Total 2008 health care expenditures came to $2.5 trillion. Under Obama’s plan, and with 45.6 million new patients added immediately, these expenditures will be much higher. They will have to take much more than $700 billion “out of our health care system” to bend the cost curve down. It’s the only hope they have of preventing the Obama plan from swirling down the bowl. But there is no way to cut $700 billion out of a $2.5 trillion system without wholesale rationing.
Faced with limited healthcare resources, not the least of which will be the severe physician shortage, bureaucrats will get to play God with our lives, ending many of them prematurely in a despicable game of slow-motion euthanasia. For example, smokers, drinkers, the overweight and the obese, drug abusers and many other behavioral derelicts will be denied the best treatment. What bureaucrat worth his salt would waste vital organs, expensive drugs, or elaborate medical procedures on people whose lifestyle choices the government deems inappropriate?

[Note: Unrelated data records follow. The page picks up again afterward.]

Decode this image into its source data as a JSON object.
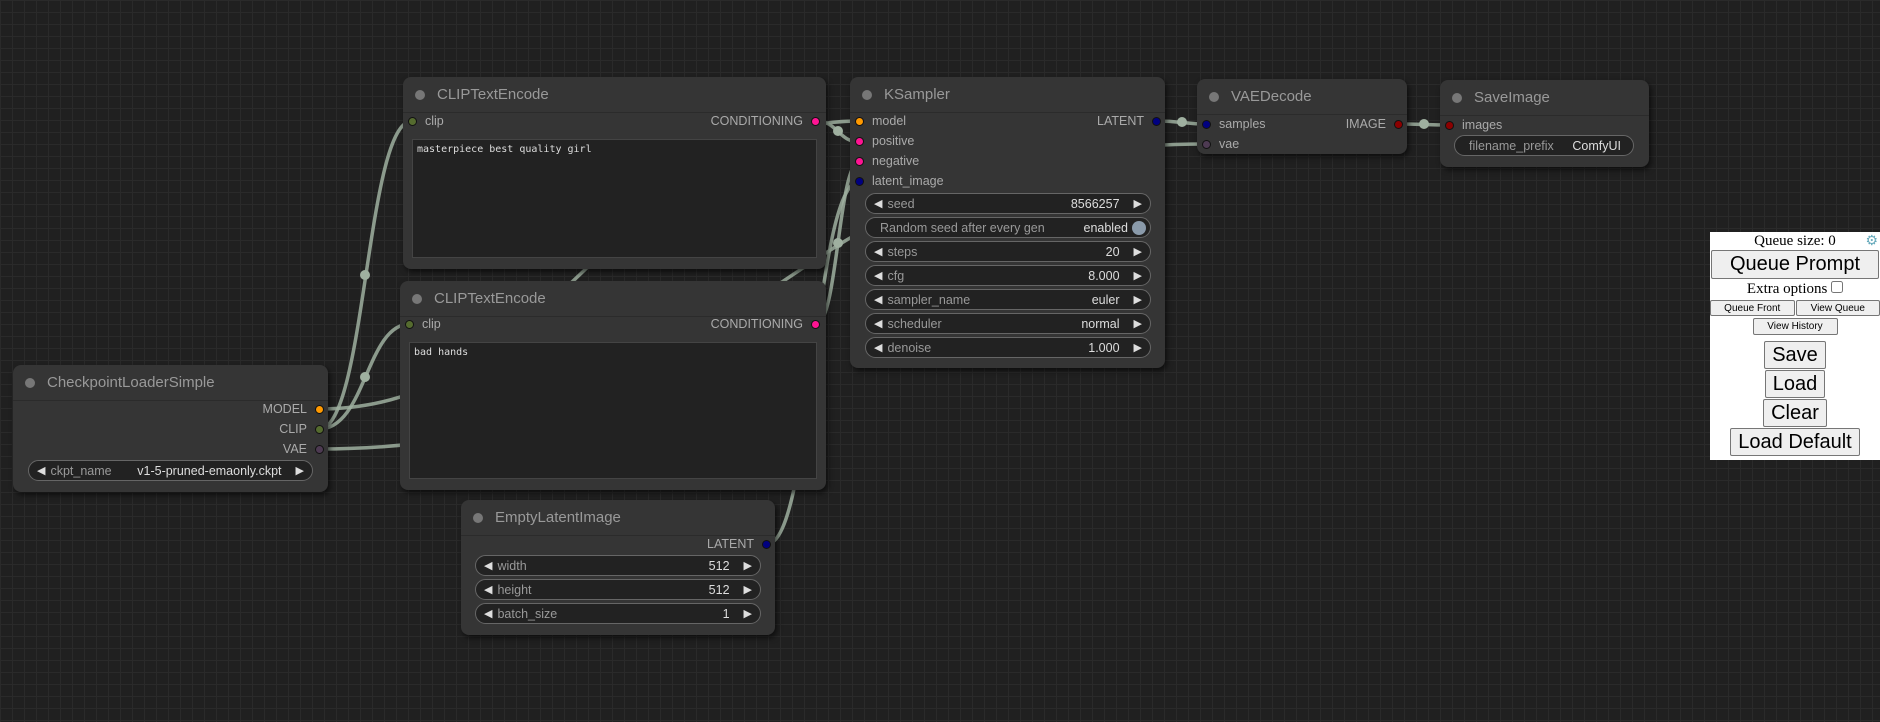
{
  "nodes": {
    "checkpoint": {
      "title": "CheckpointLoaderSimple",
      "outputs": [
        "MODEL",
        "CLIP",
        "VAE"
      ],
      "ckpt_label": "ckpt_name",
      "ckpt_value": "v1-5-pruned-emaonly.ckpt"
    },
    "clip_pos": {
      "title": "CLIPTextEncode",
      "input": "clip",
      "output": "CONDITIONING",
      "text": "masterpiece best quality girl"
    },
    "clip_neg": {
      "title": "CLIPTextEncode",
      "input": "clip",
      "output": "CONDITIONING",
      "text": "bad hands"
    },
    "latent": {
      "title": "EmptyLatentImage",
      "output": "LATENT",
      "widgets": [
        {
          "label": "width",
          "value": "512"
        },
        {
          "label": "height",
          "value": "512"
        },
        {
          "label": "batch_size",
          "value": "1"
        }
      ]
    },
    "ksampler": {
      "title": "KSampler",
      "inputs": [
        "model",
        "positive",
        "negative",
        "latent_image"
      ],
      "output": "LATENT",
      "widgets": [
        {
          "label": "seed",
          "value": "8566257"
        },
        {
          "label": "Random seed after every gen",
          "value": "enabled"
        },
        {
          "label": "steps",
          "value": "20"
        },
        {
          "label": "cfg",
          "value": "8.000"
        },
        {
          "label": "sampler_name",
          "value": "euler"
        },
        {
          "label": "scheduler",
          "value": "normal"
        },
        {
          "label": "denoise",
          "value": "1.000"
        }
      ]
    },
    "vaedecode": {
      "title": "VAEDecode",
      "inputs": [
        "samples",
        "vae"
      ],
      "output": "IMAGE"
    },
    "saveimage": {
      "title": "SaveImage",
      "input": "images",
      "prefix_label": "filename_prefix",
      "prefix_value": "ComfyUI"
    }
  },
  "slot_colors": {
    "MODEL": "#ff9900",
    "CLIP": "#556b2f",
    "VAE": "#4d3a52",
    "CONDITIONING": "#ff1493",
    "LATENT": "#000080",
    "IMAGE": "#8b0000"
  },
  "panel": {
    "queue_size": "Queue size: 0",
    "queue_prompt": "Queue Prompt",
    "extra_options": "Extra options",
    "queue_front": "Queue Front",
    "view_queue": "View Queue",
    "view_history": "View History",
    "save": "Save",
    "load": "Load",
    "clear": "Clear",
    "load_default": "Load Default"
  }
}
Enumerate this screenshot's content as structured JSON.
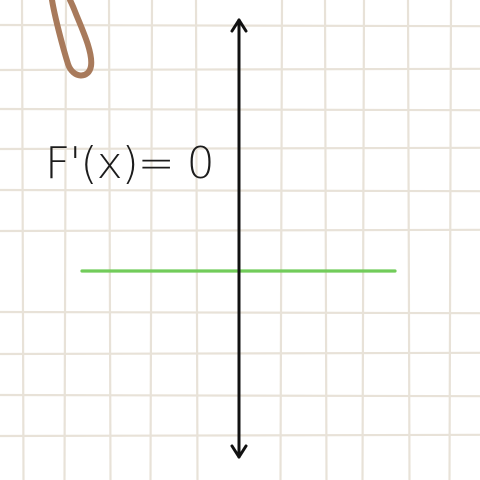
{
  "equation": "F'(x)= 0",
  "colors": {
    "background": "#ffffff",
    "grid_line": "#e8e2d8",
    "axis": "#111111",
    "graph_line": "#72cc5a",
    "paperclip": "#a87a5b",
    "text": "#1c1c1c"
  },
  "icons": {
    "decoration": "paperclip-icon"
  }
}
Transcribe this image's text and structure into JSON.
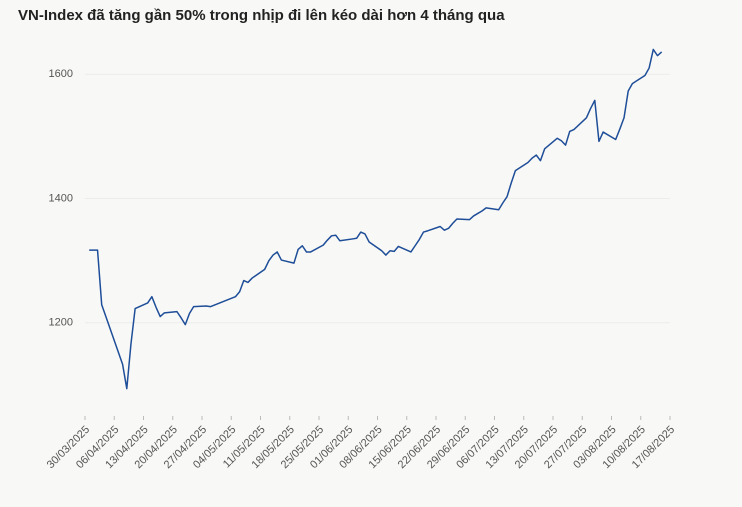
{
  "chart_data": {
    "type": "line",
    "title": "VN-Index đã tăng gần 50% trong nhịp đi lên kéo dài hơn 4 tháng qua",
    "x": [
      "2025-03-31",
      "2025-04-02",
      "2025-04-03",
      "2025-04-04",
      "2025-04-08",
      "2025-04-09",
      "2025-04-10",
      "2025-04-11",
      "2025-04-14",
      "2025-04-15",
      "2025-04-16",
      "2025-04-17",
      "2025-04-18",
      "2025-04-21",
      "2025-04-22",
      "2025-04-23",
      "2025-04-24",
      "2025-04-25",
      "2025-04-28",
      "2025-04-29",
      "2025-05-05",
      "2025-05-06",
      "2025-05-07",
      "2025-05-08",
      "2025-05-09",
      "2025-05-12",
      "2025-05-13",
      "2025-05-14",
      "2025-05-15",
      "2025-05-16",
      "2025-05-19",
      "2025-05-20",
      "2025-05-21",
      "2025-05-22",
      "2025-05-23",
      "2025-05-26",
      "2025-05-27",
      "2025-05-28",
      "2025-05-29",
      "2025-05-30",
      "2025-06-02",
      "2025-06-03",
      "2025-06-04",
      "2025-06-05",
      "2025-06-06",
      "2025-06-09",
      "2025-06-10",
      "2025-06-11",
      "2025-06-12",
      "2025-06-13",
      "2025-06-16",
      "2025-06-17",
      "2025-06-18",
      "2025-06-19",
      "2025-06-20",
      "2025-06-23",
      "2025-06-24",
      "2025-06-25",
      "2025-06-26",
      "2025-06-27",
      "2025-06-30",
      "2025-07-01",
      "2025-07-02",
      "2025-07-03",
      "2025-07-04",
      "2025-07-07",
      "2025-07-08",
      "2025-07-09",
      "2025-07-10",
      "2025-07-11",
      "2025-07-14",
      "2025-07-15",
      "2025-07-16",
      "2025-07-17",
      "2025-07-18",
      "2025-07-21",
      "2025-07-22",
      "2025-07-23",
      "2025-07-24",
      "2025-07-25",
      "2025-07-28",
      "2025-07-29",
      "2025-07-30",
      "2025-07-31",
      "2025-08-01",
      "2025-08-04",
      "2025-08-05",
      "2025-08-06",
      "2025-08-07",
      "2025-08-08",
      "2025-08-11",
      "2025-08-12",
      "2025-08-13",
      "2025-08-14",
      "2025-08-15"
    ],
    "series": [
      {
        "name": "VN-Index",
        "color": "#1f4e99",
        "values": [
          1317,
          1317,
          1229,
          1210,
          1133,
          1094,
          1166,
          1223,
          1232,
          1242,
          1225,
          1210,
          1216,
          1218,
          1208,
          1197,
          1215,
          1226,
          1227,
          1226,
          1242,
          1250,
          1268,
          1265,
          1272,
          1286,
          1300,
          1309,
          1314,
          1301,
          1296,
          1318,
          1324,
          1314,
          1314,
          1325,
          1333,
          1340,
          1341,
          1332,
          1335,
          1336,
          1346,
          1343,
          1330,
          1316,
          1309,
          1316,
          1315,
          1323,
          1314,
          1324,
          1334,
          1346,
          1348,
          1355,
          1349,
          1352,
          1360,
          1367,
          1366,
          1372,
          1376,
          1380,
          1385,
          1382,
          1393,
          1403,
          1425,
          1445,
          1458,
          1465,
          1470,
          1461,
          1480,
          1497,
          1493,
          1486,
          1508,
          1511,
          1530,
          1545,
          1558,
          1492,
          1507,
          1495,
          1512,
          1530,
          1573,
          1585,
          1598,
          1610,
          1640,
          1630,
          1636
        ]
      }
    ],
    "xlim": [
      "2025-03-30",
      "2025-08-17"
    ],
    "xticks": [
      {
        "value": "2025-03-30",
        "label": "30/03/2025"
      },
      {
        "value": "2025-04-06",
        "label": "06/04/2025"
      },
      {
        "value": "2025-04-13",
        "label": "13/04/2025"
      },
      {
        "value": "2025-04-20",
        "label": "20/04/2025"
      },
      {
        "value": "2025-04-27",
        "label": "27/04/2025"
      },
      {
        "value": "2025-05-04",
        "label": "04/05/2025"
      },
      {
        "value": "2025-05-11",
        "label": "11/05/2025"
      },
      {
        "value": "2025-05-18",
        "label": "18/05/2025"
      },
      {
        "value": "2025-05-25",
        "label": "25/05/2025"
      },
      {
        "value": "2025-06-01",
        "label": "01/06/2025"
      },
      {
        "value": "2025-06-08",
        "label": "08/06/2025"
      },
      {
        "value": "2025-06-15",
        "label": "15/06/2025"
      },
      {
        "value": "2025-06-22",
        "label": "22/06/2025"
      },
      {
        "value": "2025-06-29",
        "label": "29/06/2025"
      },
      {
        "value": "2025-07-06",
        "label": "06/07/2025"
      },
      {
        "value": "2025-07-13",
        "label": "13/07/2025"
      },
      {
        "value": "2025-07-20",
        "label": "20/07/2025"
      },
      {
        "value": "2025-07-27",
        "label": "27/07/2025"
      },
      {
        "value": "2025-08-03",
        "label": "03/08/2025"
      },
      {
        "value": "2025-08-10",
        "label": "10/08/2025"
      },
      {
        "value": "2025-08-17",
        "label": "17/08/2025"
      }
    ],
    "ylim": [
      1050,
      1660
    ],
    "yticks": [
      1200,
      1400,
      1600
    ],
    "grid": true
  }
}
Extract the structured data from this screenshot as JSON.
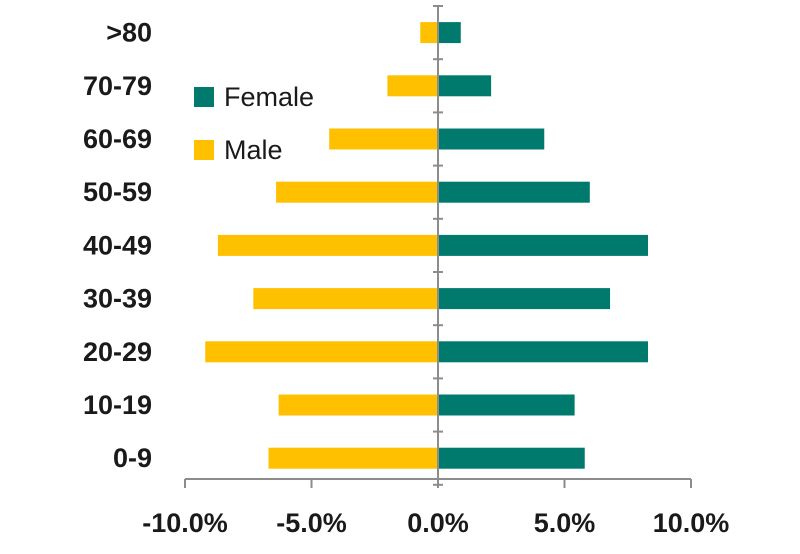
{
  "chart_data": {
    "type": "bar",
    "orientation": "horizontal",
    "categories": [
      ">80",
      "70-79",
      "60-69",
      "50-59",
      "40-49",
      "30-39",
      "20-29",
      "10-19",
      "0-9"
    ],
    "series": [
      {
        "name": "Female",
        "color": "#007A6C",
        "values": [
          0.9,
          2.1,
          4.2,
          6.0,
          8.3,
          6.8,
          8.3,
          5.4,
          5.8
        ]
      },
      {
        "name": "Male",
        "color": "#FFC000",
        "values": [
          -0.7,
          -2.0,
          -4.3,
          -6.4,
          -8.7,
          -7.3,
          -9.2,
          -6.3,
          -6.7
        ]
      }
    ],
    "x_ticks": [
      "-10.0%",
      "-5.0%",
      "0.0%",
      "5.0%",
      "10.0%"
    ],
    "x_tick_values": [
      -10,
      -5,
      0,
      5,
      10
    ],
    "xlim": [
      -10,
      10
    ],
    "legend": {
      "placement": "top-left inside",
      "entries": [
        "Female",
        "Male"
      ]
    },
    "grid": false
  }
}
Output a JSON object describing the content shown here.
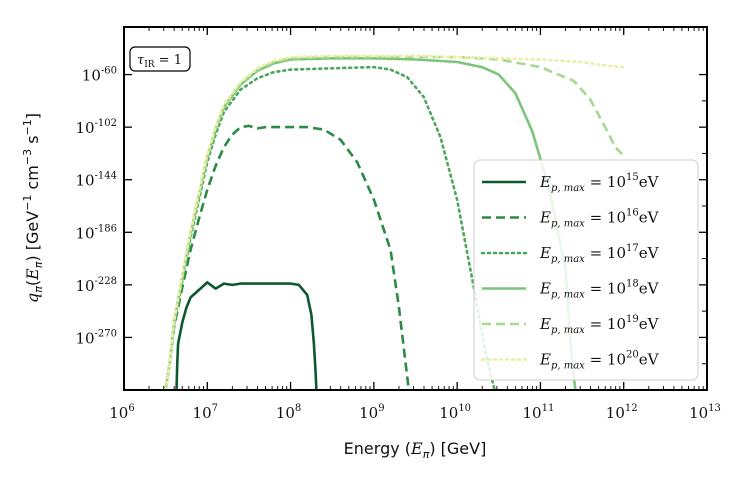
{
  "chart_data": {
    "type": "line",
    "xlabel": "Energy (E_π) [GeV]",
    "xlabel_parts": {
      "pre": "Energy (",
      "var": "E",
      "sub": "π",
      "post": ") [GeV]"
    },
    "ylabel": "q_π(E_π) [GeV^-1 cm^-3 s^-1]",
    "ylabel_parts": {
      "func": "q",
      "func_sub": "π",
      "arg": "E",
      "arg_sub": "π",
      "units": "[GeV",
      "u1": "−1",
      "u_cm": " cm",
      "u2": "−3",
      "u_s": " s",
      "u3": "−1",
      "close": "]"
    },
    "xscale": "log",
    "xlim": [
      6,
      13
    ],
    "ylim": [
      -312,
      -22
    ],
    "x_ticks": [
      {
        "base": "10",
        "exp": "6",
        "v": 6
      },
      {
        "base": "10",
        "exp": "7",
        "v": 7
      },
      {
        "base": "10",
        "exp": "8",
        "v": 8
      },
      {
        "base": "10",
        "exp": "9",
        "v": 9
      },
      {
        "base": "10",
        "exp": "10",
        "v": 10
      },
      {
        "base": "10",
        "exp": "11",
        "v": 11
      },
      {
        "base": "10",
        "exp": "12",
        "v": 12
      },
      {
        "base": "10",
        "exp": "13",
        "v": 13
      }
    ],
    "y_ticks": [
      {
        "base": "10",
        "exp": "-60",
        "v": -60
      },
      {
        "base": "10",
        "exp": "-102",
        "v": -102
      },
      {
        "base": "10",
        "exp": "-144",
        "v": -144
      },
      {
        "base": "10",
        "exp": "-186",
        "v": -186
      },
      {
        "base": "10",
        "exp": "-228",
        "v": -228
      },
      {
        "base": "10",
        "exp": "-270",
        "v": -270
      }
    ],
    "annotation": {
      "symbol": "τ",
      "sub": "IR",
      "rest": " = 1"
    },
    "legend_position": "lower-right",
    "series": [
      {
        "name": "E_p,max = 10^15 eV",
        "label_pre": "E",
        "label_sub": "p, max",
        "label_mid": " = 10",
        "label_sup": "15",
        "label_post": "eV",
        "color": "#0b5a2e",
        "dash": "solid",
        "x": [
          6.63,
          6.64,
          6.65,
          6.7,
          6.75,
          6.8,
          6.9,
          7.0,
          7.1,
          7.2,
          7.3,
          7.4,
          7.5,
          7.7,
          7.9,
          8.0,
          8.1,
          8.2,
          8.25,
          8.28,
          8.3,
          8.31
        ],
        "y": [
          -312,
          -290,
          -275,
          -258,
          -246,
          -238,
          -232,
          -226,
          -231,
          -227,
          -228,
          -227,
          -227,
          -227,
          -227,
          -227,
          -228,
          -236,
          -252,
          -275,
          -298,
          -312
        ]
      },
      {
        "name": "E_p,max = 10^16 eV",
        "label_pre": "E",
        "label_sub": "p, max",
        "label_mid": " = 10",
        "label_sup": "16",
        "label_post": "eV",
        "color": "#2b8a43",
        "dash": "dashed",
        "x": [
          6.5,
          6.55,
          6.6,
          6.7,
          6.8,
          6.9,
          7.0,
          7.1,
          7.2,
          7.3,
          7.4,
          7.5,
          7.6,
          7.7,
          7.8,
          8.0,
          8.2,
          8.4,
          8.6,
          8.8,
          9.0,
          9.2,
          9.3,
          9.38,
          9.42
        ],
        "y": [
          -312,
          -290,
          -262,
          -230,
          -200,
          -175,
          -152,
          -133,
          -118,
          -108,
          -102,
          -101,
          -103,
          -102,
          -102,
          -102,
          -102,
          -104,
          -112,
          -130,
          -160,
          -200,
          -245,
          -290,
          -312
        ]
      },
      {
        "name": "E_p,max = 10^17 eV",
        "label_pre": "E",
        "label_sub": "p, max",
        "label_mid": " = 10",
        "label_sup": "17",
        "label_post": "eV",
        "color": "#4ea65a",
        "dash": "dotted",
        "x": [
          6.5,
          6.55,
          6.6,
          6.7,
          6.8,
          6.9,
          7.0,
          7.1,
          7.2,
          7.4,
          7.6,
          7.8,
          8.0,
          8.5,
          9.0,
          9.2,
          9.4,
          9.6,
          9.8,
          10.0,
          10.2,
          10.35,
          10.45
        ],
        "y": [
          -312,
          -290,
          -260,
          -225,
          -190,
          -160,
          -130,
          -108,
          -90,
          -72,
          -63,
          -58,
          -56,
          -55,
          -54,
          -56,
          -62,
          -78,
          -110,
          -160,
          -230,
          -285,
          -312
        ]
      },
      {
        "name": "E_p,max = 10^18 eV",
        "label_pre": "E",
        "label_sub": "p, max",
        "label_mid": " = 10",
        "label_sup": "18",
        "label_post": "eV",
        "color": "#7cc47b",
        "dash": "solid",
        "x": [
          6.5,
          6.55,
          6.6,
          6.7,
          6.8,
          6.9,
          7.0,
          7.1,
          7.2,
          7.4,
          7.6,
          7.8,
          8.0,
          8.5,
          9.0,
          9.5,
          10.0,
          10.3,
          10.5,
          10.7,
          10.9,
          11.1,
          11.3,
          11.38,
          11.42
        ],
        "y": [
          -312,
          -290,
          -258,
          -222,
          -187,
          -156,
          -126,
          -104,
          -86,
          -68,
          -57,
          -51,
          -48,
          -47,
          -47,
          -48,
          -50,
          -54,
          -60,
          -75,
          -105,
          -150,
          -215,
          -290,
          -312
        ]
      },
      {
        "name": "E_p,max = 10^19 eV",
        "label_pre": "E",
        "label_sub": "p, max",
        "label_mid": " = 10",
        "label_sup": "19",
        "label_post": "eV",
        "color": "#a6d890",
        "dash": "dashed",
        "x": [
          6.5,
          6.55,
          6.6,
          6.7,
          6.8,
          6.9,
          7.0,
          7.1,
          7.2,
          7.4,
          7.6,
          7.8,
          8.0,
          8.5,
          9.0,
          9.5,
          10.0,
          10.5,
          11.0,
          11.4,
          11.6,
          11.8,
          11.9,
          12.0
        ],
        "y": [
          -312,
          -290,
          -258,
          -221,
          -186,
          -155,
          -125,
          -103,
          -85,
          -67,
          -56,
          -50,
          -47,
          -46,
          -46,
          -46,
          -46,
          -48,
          -54,
          -65,
          -80,
          -105,
          -118,
          -125
        ]
      },
      {
        "name": "E_p,max = 10^20 eV",
        "label_pre": "E",
        "label_sub": "p, max",
        "label_mid": " = 10",
        "label_sup": "20",
        "label_post": "eV",
        "color": "#ebeea5",
        "dash": "dotted",
        "x": [
          6.5,
          6.55,
          6.6,
          6.7,
          6.8,
          6.9,
          7.0,
          7.1,
          7.2,
          7.4,
          7.6,
          7.8,
          8.0,
          8.5,
          9.0,
          9.5,
          10.0,
          10.5,
          11.0,
          11.5,
          11.8,
          12.0
        ],
        "y": [
          -312,
          -290,
          -257,
          -220,
          -185,
          -154,
          -124,
          -102,
          -84,
          -66,
          -55,
          -49,
          -46,
          -45,
          -45,
          -45,
          -46,
          -47,
          -48,
          -50,
          -53,
          -54
        ]
      }
    ]
  }
}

The elderly won’t have a chance. Geriatric care, by far the most expensive and eventually catching up to the vast majority of us, will be the most fertile ground for cost-cutters. This is where the cruelty of the Obama plan will shine its brightest – when faceless bureaucrats deny medical care to the elderly simply because they will be reaching their statistical life expectancy in a few years anyhow or become inflicted with some other life-threatening illness. A 78 year-old woman may be willing to risk a hip replacement if she thought she could live another 5 or 10, maybe 15 years without pain. But based on her life expectancy, a bureaucrat, she has never met, might think she has only 2 years left and deny the operation, approving a prescription for Oxycodone in its place. If she was overweight, she might only get a bottle of aspirin.
Let’s say that you are a 72-year-old man who smokes and drinks and needs an expensive medical test or procedure. Who knows how long you might live if you get it? But you will be at the mercy of a nazi-like social engineering advisory board (who else would take such a job?) hidden somewhere in the bowels of the Obama Health Care System. They will consider allocation principles such as “maximizing total benefits” or “promoting and rewarding social usefulness.” They will punch in numbers on their calculators to compute the quality of your three statistically remaining years. No matter how much you have paid into the system in the past, it will decide how much the government will spend on you based on how long it thinks you will live usefully. The odds are heavily against you getting (or having the opportunity to get) health care that will meaningfully extend your life.
Even if you didn’t smoke or drink, with an existing physician shortage and 45.6 million extra patients, there won’t be much for you. Given the government’s track record of cutting costs, there won’t be anything there. Most of us will eventually get the so-called “Senior Death Discount” embraced by Obama’s advisors (e.g., health care policy advisor Ezekiel Emanuel (Rahm Emanuel’s brother) and regulatory czar, Cass Sunstein). But maybe there’s something to their quality-adjusted-life-years (QALY) formula. Geriatric rationing will certainly bend the Social Security System cost curve down. By my calculation, being old, healthy and broke would have a negative QALY value.
Earlier this month, Henry Allingham died at 113 years of age. He was the world's oldest man and attributed his remarkable longevity to "cigarettes, whisky and wild, wild women." I wonder what Henry would have thought of Obama’s curve bending health care plan.